Por eso, antes de iniciar un tratamiento o asumir un diagnóstico, es importante entender qué puede estar pasando y cuándo conviene acudir a un especialista.
¿Por qué duele el talón al levantarse?
El talón soporta una parte importante del peso del cuerpo al caminar, estar de pie o hacer deporte. Además, está conectado con estructuras como la fascia plantar, el tendón de Aquiles, la musculatura de la pantorrilla, pequeñas articulaciones del pie y tejidos blandos que intervienen en cada apoyo.

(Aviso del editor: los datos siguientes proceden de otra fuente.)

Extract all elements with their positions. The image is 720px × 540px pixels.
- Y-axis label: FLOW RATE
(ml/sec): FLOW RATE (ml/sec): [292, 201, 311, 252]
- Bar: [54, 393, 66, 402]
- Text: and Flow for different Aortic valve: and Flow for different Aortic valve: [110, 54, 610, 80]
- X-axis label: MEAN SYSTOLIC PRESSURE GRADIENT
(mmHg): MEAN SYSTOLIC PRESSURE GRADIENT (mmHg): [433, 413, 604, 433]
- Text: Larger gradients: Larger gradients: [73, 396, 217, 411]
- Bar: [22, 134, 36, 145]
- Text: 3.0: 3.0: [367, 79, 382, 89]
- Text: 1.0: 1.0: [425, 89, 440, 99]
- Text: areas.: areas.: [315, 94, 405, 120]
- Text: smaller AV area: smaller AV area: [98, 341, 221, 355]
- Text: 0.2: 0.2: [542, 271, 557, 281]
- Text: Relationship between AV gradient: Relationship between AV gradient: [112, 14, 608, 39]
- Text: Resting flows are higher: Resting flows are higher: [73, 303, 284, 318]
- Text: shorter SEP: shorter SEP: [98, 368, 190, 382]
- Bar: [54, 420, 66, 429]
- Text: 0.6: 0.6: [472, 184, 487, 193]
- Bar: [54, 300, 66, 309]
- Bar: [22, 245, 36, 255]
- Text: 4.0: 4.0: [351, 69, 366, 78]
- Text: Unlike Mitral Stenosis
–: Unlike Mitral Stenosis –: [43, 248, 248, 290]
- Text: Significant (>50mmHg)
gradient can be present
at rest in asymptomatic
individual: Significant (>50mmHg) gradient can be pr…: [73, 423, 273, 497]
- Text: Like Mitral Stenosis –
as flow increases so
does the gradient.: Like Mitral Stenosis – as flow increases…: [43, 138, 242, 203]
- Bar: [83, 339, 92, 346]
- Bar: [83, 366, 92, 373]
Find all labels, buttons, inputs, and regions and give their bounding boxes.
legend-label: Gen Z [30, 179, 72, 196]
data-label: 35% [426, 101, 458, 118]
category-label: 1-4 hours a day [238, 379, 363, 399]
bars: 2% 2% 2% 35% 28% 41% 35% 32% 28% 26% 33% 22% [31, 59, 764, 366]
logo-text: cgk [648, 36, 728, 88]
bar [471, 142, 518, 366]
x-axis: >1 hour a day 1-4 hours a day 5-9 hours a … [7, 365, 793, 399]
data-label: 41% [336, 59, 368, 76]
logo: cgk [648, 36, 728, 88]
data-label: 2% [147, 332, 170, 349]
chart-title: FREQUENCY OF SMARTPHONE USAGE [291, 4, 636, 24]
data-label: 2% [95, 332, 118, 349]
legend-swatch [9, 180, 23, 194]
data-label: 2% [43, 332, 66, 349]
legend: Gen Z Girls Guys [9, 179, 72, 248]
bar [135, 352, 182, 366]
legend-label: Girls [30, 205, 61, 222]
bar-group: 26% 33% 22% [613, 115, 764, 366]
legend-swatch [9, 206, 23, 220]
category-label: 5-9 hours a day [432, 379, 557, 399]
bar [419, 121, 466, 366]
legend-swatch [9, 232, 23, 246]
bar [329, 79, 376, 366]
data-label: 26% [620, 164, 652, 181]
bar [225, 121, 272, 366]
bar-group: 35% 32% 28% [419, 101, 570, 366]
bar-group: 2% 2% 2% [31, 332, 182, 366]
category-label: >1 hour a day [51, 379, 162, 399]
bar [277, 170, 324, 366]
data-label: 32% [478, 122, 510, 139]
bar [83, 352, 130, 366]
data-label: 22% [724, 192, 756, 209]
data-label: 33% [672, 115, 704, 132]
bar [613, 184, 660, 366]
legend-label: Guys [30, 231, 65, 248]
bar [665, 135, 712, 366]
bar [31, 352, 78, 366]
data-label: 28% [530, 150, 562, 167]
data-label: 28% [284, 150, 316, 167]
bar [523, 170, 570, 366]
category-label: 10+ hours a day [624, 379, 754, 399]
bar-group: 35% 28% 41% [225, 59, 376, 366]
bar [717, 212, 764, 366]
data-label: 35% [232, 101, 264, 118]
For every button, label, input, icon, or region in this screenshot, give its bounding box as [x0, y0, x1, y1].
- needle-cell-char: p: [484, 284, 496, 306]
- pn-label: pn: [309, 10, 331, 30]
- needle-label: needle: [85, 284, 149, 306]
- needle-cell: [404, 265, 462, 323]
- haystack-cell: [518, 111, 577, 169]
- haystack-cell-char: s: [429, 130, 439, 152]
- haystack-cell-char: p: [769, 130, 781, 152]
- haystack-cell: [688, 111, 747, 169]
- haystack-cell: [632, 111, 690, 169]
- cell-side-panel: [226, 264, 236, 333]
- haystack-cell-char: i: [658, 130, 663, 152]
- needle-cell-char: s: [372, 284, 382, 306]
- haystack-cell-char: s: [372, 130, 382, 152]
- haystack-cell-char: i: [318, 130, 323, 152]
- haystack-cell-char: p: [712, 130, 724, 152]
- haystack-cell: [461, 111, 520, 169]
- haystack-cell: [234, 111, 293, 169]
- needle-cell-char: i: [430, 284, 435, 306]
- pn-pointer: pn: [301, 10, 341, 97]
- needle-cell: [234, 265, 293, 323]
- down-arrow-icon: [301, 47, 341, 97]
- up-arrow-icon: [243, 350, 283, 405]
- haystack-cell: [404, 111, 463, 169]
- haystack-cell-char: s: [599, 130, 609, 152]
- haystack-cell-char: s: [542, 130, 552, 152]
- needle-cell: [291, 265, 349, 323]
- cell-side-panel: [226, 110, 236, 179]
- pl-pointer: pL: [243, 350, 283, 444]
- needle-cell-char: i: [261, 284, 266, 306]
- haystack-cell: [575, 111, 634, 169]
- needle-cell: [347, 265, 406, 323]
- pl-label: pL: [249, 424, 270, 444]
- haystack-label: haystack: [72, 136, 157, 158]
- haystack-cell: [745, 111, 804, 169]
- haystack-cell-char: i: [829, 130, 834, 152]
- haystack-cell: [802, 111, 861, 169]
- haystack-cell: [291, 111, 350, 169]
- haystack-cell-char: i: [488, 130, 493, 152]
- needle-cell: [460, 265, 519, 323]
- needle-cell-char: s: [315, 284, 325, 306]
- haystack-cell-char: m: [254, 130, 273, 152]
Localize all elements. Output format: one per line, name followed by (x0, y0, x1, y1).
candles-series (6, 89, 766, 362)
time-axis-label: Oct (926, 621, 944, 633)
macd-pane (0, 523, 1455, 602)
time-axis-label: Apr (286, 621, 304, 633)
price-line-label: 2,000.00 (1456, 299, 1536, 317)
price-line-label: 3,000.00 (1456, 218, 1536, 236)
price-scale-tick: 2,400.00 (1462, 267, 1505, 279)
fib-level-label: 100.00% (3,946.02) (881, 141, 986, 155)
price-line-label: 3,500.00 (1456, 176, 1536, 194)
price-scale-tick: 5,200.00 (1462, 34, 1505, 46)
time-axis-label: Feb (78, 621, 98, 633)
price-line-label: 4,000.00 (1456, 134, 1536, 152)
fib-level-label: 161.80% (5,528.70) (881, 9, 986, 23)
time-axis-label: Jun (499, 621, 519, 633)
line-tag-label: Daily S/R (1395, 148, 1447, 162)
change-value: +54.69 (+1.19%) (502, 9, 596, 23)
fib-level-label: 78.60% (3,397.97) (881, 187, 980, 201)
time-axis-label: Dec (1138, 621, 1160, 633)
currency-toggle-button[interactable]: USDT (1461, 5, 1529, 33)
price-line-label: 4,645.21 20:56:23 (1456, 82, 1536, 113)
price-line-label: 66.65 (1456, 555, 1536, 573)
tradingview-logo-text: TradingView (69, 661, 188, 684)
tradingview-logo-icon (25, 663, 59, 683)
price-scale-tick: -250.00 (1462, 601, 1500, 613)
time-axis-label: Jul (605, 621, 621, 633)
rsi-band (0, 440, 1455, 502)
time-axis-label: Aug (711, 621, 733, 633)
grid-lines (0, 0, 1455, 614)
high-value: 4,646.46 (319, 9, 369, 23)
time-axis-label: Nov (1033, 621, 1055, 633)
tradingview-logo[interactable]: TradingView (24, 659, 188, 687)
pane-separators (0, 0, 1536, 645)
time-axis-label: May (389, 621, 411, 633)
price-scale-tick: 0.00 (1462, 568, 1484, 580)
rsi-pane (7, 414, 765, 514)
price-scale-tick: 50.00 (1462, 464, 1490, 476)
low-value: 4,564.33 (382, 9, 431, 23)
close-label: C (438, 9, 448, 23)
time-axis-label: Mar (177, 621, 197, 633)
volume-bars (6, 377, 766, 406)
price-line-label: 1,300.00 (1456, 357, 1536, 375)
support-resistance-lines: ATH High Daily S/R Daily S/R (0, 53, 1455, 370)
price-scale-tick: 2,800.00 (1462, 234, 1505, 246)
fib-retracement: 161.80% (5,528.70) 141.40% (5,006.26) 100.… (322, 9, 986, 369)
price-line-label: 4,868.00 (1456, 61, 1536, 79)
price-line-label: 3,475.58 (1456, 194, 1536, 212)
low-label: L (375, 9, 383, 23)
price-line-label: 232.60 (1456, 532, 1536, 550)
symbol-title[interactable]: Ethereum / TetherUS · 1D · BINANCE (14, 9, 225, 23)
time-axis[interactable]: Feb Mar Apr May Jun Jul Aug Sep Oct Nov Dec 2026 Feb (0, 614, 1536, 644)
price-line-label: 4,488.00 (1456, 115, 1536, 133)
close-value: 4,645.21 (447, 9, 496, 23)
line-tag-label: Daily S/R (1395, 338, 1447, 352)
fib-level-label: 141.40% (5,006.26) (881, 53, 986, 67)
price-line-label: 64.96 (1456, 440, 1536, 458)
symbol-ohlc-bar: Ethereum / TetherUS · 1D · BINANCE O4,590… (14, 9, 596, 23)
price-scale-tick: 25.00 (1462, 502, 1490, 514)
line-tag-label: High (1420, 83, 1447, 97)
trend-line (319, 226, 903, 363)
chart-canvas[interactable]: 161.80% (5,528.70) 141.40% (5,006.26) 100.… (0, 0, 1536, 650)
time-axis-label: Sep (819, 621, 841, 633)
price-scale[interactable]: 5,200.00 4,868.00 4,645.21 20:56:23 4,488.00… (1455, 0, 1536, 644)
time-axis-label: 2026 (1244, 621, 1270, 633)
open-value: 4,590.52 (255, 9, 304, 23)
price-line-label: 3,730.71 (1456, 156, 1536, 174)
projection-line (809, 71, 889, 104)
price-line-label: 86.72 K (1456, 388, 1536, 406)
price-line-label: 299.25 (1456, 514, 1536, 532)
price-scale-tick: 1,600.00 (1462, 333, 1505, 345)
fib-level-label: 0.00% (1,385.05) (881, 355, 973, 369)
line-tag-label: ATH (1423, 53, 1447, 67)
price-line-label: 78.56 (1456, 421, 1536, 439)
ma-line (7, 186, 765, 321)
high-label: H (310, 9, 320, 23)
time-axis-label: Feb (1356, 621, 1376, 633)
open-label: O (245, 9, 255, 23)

Cuando alguna de estas estructuras se irrita, se sobrecarga o pierde elasticidad, puede aparecer dolor. En muchos casos, ese dolor se nota especialmente al levantarse porque el pie ha estado en reposo durante varias horas y los tejidos se encuentran más rígidos.
Por eso, los primeros pasos de la mañana pueden resultar especialmente molestos. A medida que el pie “entra en calor”, la sensación puede disminuir, aunque no siempre desaparece del todo. En otros casos, el dolor vuelve al final del día o después de permanecer mucho tiempo de pie.
Este patrón es muy típico de algunas lesiones del talón, pero no permite saber por sí solo cuál es la causa exacta.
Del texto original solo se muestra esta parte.